Initially I recognized the issue when I wanted to tar my hard drive and then copy a 100 GB file. Meanwhile I tried lots of things and basically I am seeing that lots of data copying causes a system fail. The following script with some files in folder atemp1 summing up in around 1 GB is used to show the issue:
while (true);
do
cnt=$(($cnt+1))
echo $cnt cp >> cnt.log
cp -dupR atemp1/* atemp2/
top -b -n 1 | head -n 5 >> cnt.log
echo $cnt rm >> cnt.log
rm atemp2/*
done
So the script does nothing then always copying the same content. Looking on some lines of the log file the result is as follows:
%Cpu(s): 3.9 us, 20.5 sy, 0.0 ni, 54.5 id, 20.0 wa, 0.0 hi, 0.6 si, 0.6 st
%Cpu(s): 3.3 us, 23.5 sy, 0.0 ni, 44.8 id, 27.0 wa, 0.0 hi, 0.5 si, 1.0 st
%Cpu(s): 2.2 us, 29.4 sy, 0.0 ni, 26.6 id, 40.0 wa, 0.0 hi, 0.3 si, 1.6 st
%Cpu(s): 2.0 us, 30.3 sy, 0.0 ni, 23.8 id, 42.0 wa, 0.0 hi, 0.3 si, 1.7 st
%Cpu(s): 1.9 us, 30.7 sy, 0.0 ni, 22.4 id, 43.0 wa, 0.0 hi, 0.2 si, 1.7 st
%Cpu(s): 1.8 us, 31.2 sy, 0.0 ni, 20.9 id, 44.0 wa, 0.0 hi, 0.2 si, 1.8 st
%Cpu(s): 1.3 us, 33.4 sy, 0.0 ni, 13.3 id, 50.0 wa, 0.0 hi, 0.2 si, 2.0 st
%Cpu(s): 1.0 us, 34.7 sy, 0.0 ni, 8.9 id, 53.0 wa, 0.0 hi, 0.1 si, 2.2 st
%Cpu(s): 1.0 us, 34.9 sy, 0.0 ni, 7.9 id, 54.0 wa, 0.0 hi, 0.1 si, 2.2 st
%Cpu(s): 0.9 us, 35.0 sy, 0.0 ni, 6.8 id, 55.0 wa, 0.0 hi, 0.1 si, 2.2 st
%Cpu(s): 0.9 us, 35.3 sy, 0.0 ni, 5.5 id, 56.0 wa, 0.0 hi, 0.1 si, 2.2 st
%Cpu(s): 0.7 us, 36.7 sy, 0.0 ni, 3.2 id, 57.0 wa, 0.0 hi, 0.1 si, 2.3 st
So wa is continuously going up until the system stops.

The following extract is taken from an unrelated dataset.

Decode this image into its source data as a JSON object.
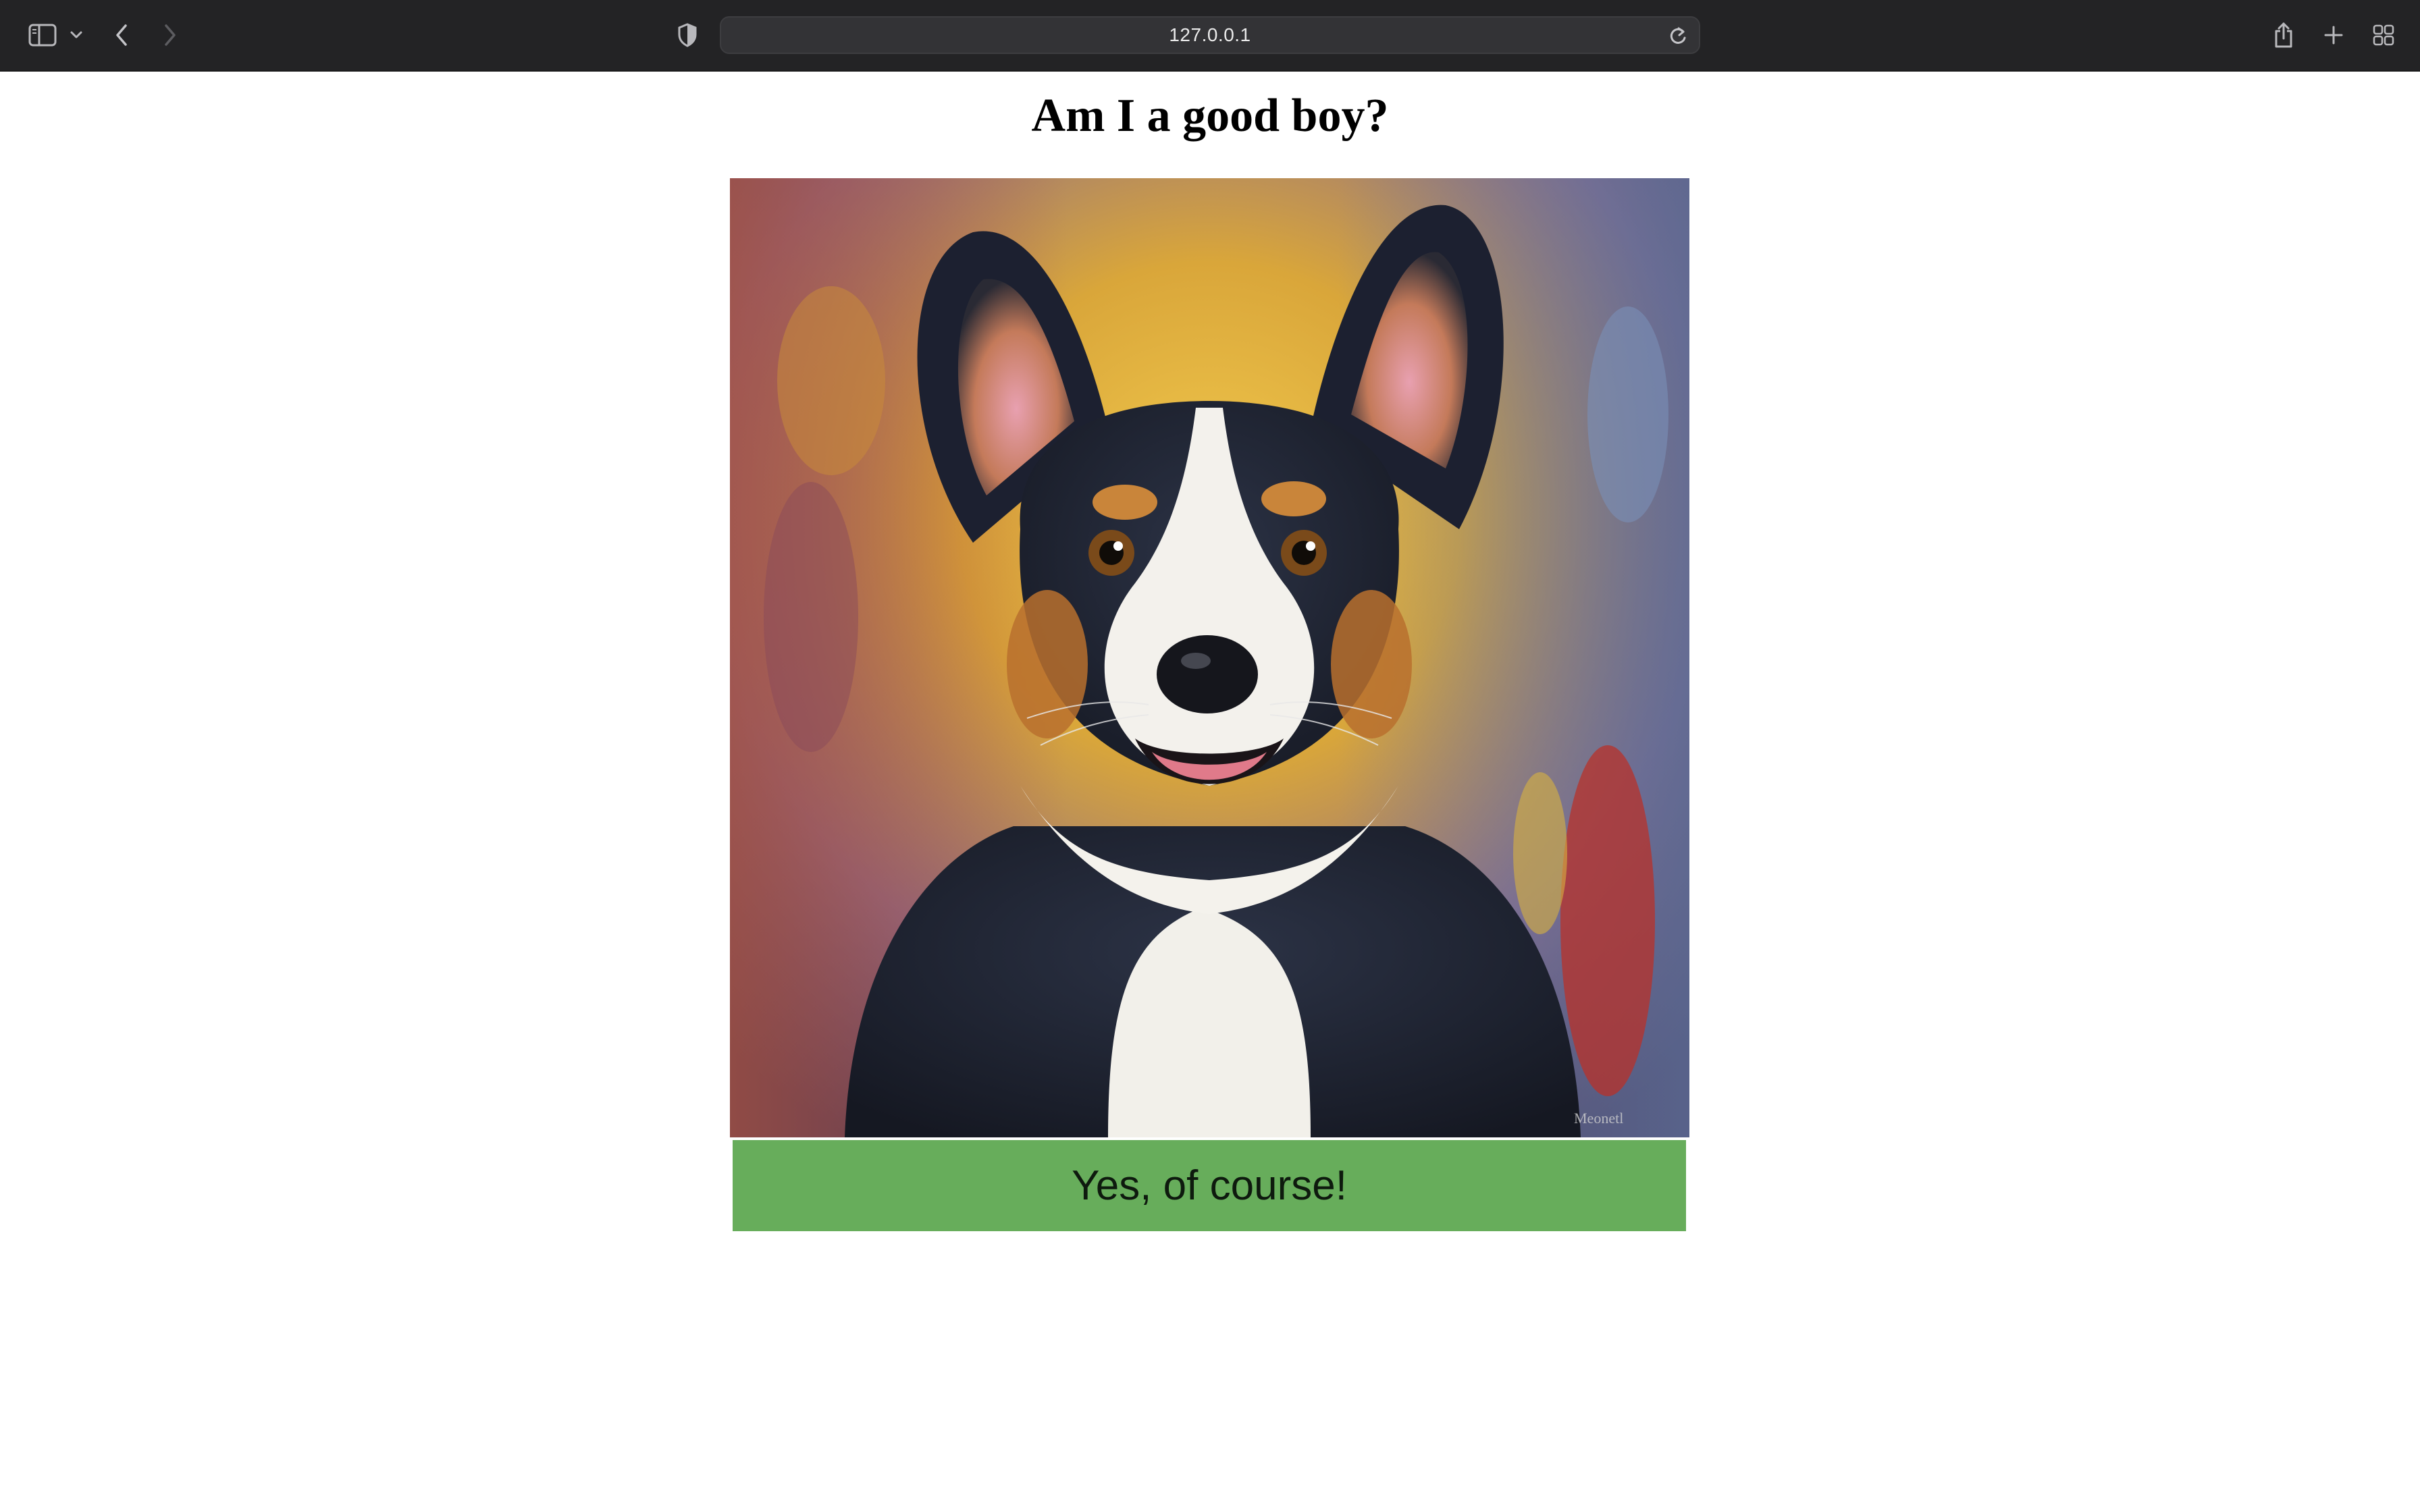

Actually, watching top on a parallel terminal I see that wa goes up to 99.7 until it fails. There is no indication in any system log file while this happens. Finally, I am using a software raid, ext4 and LVM. HDD is 4 TB each. The LVM is 500 GB. As the files deleted and then copied again I assume that always the same HDD part is used and that it is not defect sector. - Needless to say that I did such checks already. Has anyone any clue about this issue. Is it a kernel problem?